1892 - Agriculture

Agriculture

Wyoming's Johnson County has a cattle war beginning in April as angry homesteaders, rustlers, and townspeople lay siege to the 8-year-old TA Ranch (named for Tom Alsop) just south of Buffalo, where local cattle barons and their hired guns from Texas have taken refuge after trying for years to drive out smaller, independent ranchers and gain control of the Powder River country. Federal troops from Fort McKinney move in after 3 days on orders from President Harrison at Washington, D.C., the cattlemen surrender to them, the entire population of the county is less than 2,360, but hostilities continue, with cowboys pitted against other cowboys, neighbors against neighbors.

The Union Stockyards that opened at Chicago late in 1865 butcher 2½ million head of cattle and 4 million hogs.

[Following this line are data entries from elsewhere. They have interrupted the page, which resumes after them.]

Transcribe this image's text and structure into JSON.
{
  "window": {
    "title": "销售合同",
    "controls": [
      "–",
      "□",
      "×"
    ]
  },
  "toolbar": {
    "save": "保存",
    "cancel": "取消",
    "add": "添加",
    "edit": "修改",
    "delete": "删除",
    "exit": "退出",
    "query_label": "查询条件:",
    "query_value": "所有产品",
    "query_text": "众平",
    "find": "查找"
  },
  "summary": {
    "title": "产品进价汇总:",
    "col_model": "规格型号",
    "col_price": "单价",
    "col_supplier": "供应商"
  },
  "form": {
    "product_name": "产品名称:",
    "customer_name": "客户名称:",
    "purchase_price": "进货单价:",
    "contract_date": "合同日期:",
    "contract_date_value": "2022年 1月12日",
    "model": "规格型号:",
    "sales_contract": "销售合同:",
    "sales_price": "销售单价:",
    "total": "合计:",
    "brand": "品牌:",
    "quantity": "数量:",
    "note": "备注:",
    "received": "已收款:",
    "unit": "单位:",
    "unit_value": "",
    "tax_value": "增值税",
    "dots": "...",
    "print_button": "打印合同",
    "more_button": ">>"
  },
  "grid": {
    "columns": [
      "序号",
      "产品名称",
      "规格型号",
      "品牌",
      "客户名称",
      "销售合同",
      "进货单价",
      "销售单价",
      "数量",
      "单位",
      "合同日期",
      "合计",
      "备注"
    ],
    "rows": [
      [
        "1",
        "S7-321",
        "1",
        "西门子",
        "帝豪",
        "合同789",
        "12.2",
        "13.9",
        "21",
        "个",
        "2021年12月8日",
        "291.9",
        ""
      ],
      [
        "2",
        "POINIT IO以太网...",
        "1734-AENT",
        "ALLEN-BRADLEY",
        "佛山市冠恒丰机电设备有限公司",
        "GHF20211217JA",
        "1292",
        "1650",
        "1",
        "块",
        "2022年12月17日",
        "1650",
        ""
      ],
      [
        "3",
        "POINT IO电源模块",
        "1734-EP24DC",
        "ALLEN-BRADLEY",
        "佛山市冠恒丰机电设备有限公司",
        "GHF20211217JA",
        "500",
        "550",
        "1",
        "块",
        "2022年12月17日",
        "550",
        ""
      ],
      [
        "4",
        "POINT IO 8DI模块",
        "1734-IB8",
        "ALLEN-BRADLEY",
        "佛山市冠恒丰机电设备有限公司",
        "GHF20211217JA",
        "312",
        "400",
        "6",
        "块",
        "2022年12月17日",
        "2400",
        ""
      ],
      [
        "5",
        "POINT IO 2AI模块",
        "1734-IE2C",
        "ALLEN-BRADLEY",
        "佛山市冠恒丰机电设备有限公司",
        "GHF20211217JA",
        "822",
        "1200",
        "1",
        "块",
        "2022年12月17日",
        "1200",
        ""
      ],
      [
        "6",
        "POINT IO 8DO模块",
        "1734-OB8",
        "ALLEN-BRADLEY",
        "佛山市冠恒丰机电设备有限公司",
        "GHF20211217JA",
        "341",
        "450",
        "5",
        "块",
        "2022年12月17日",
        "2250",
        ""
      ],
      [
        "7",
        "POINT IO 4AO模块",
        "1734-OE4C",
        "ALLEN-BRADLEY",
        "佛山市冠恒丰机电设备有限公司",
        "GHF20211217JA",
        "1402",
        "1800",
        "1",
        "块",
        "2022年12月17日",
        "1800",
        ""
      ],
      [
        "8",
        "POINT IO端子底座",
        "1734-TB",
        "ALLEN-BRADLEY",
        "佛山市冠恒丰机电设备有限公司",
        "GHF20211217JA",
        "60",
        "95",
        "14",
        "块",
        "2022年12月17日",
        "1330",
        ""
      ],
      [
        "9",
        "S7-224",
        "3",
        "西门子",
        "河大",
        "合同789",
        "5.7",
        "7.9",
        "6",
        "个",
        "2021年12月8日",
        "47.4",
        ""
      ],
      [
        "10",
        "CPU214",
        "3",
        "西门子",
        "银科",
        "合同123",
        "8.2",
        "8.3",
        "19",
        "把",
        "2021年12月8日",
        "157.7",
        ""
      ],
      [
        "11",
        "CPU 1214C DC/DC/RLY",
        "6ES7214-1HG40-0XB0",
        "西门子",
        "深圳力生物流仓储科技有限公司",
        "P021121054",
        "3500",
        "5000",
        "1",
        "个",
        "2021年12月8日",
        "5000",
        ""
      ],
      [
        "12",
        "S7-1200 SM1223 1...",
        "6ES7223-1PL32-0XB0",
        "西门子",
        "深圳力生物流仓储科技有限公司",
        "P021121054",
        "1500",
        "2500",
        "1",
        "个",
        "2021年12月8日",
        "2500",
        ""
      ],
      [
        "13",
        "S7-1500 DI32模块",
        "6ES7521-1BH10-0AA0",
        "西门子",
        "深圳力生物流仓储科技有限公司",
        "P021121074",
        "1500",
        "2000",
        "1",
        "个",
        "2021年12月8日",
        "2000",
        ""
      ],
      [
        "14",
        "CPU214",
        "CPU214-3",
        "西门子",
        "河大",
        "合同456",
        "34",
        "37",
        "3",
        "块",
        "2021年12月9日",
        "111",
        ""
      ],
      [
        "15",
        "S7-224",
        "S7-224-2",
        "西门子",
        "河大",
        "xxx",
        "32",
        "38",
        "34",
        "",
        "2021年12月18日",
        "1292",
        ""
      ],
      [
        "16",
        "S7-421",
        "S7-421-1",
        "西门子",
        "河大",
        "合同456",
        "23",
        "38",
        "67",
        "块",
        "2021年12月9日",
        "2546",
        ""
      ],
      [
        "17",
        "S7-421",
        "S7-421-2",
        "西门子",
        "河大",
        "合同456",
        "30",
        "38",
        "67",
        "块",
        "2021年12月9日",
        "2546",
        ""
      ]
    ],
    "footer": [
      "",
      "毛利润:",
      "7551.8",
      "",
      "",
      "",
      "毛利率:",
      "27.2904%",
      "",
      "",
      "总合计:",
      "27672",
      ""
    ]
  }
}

The Corn Belt Real Estate Association of Mitchell, South Dakota, opens a Corn Palace September 28 to promote the abundance of corn and wheat and lure settlers to the state (nothing is said about droughts and bitter-cold winters). Decorated with onion-shaped domes and murals made from more more than 250,000 ears of corn, its façade will be redecorated each August for more than a century and serve as a civic auditorium.

Canadian druggist William Saunders, 56, crosses Red Fife wheat with an early ripening variety obtained from India and produces the hardy Markham wheat strain on a farm in British Columbia (see Mackay, 1886). Saunders heads Dominion Experimental Farms.

The Populist Party polls more than a million votes in the U.S. presidential election as farmers register their protest against railroad companies and farm machine makers.

The first successful U.S. gasoline tractor is produced by Waterloo, Iowa, by farmer John Froelich, who will organize Waterloo Gasoline Traction Engine Company early next year. John Deere Plow will acquire it (see 1902).

Cheap grain from America and Russia depresses French farm prices. Only one French farm holding in 15 has a horse-drawn cultivator, one in 150 a mechanical reaper, and French farmers demand higher import duties to protect them from more efficient overseas competitors.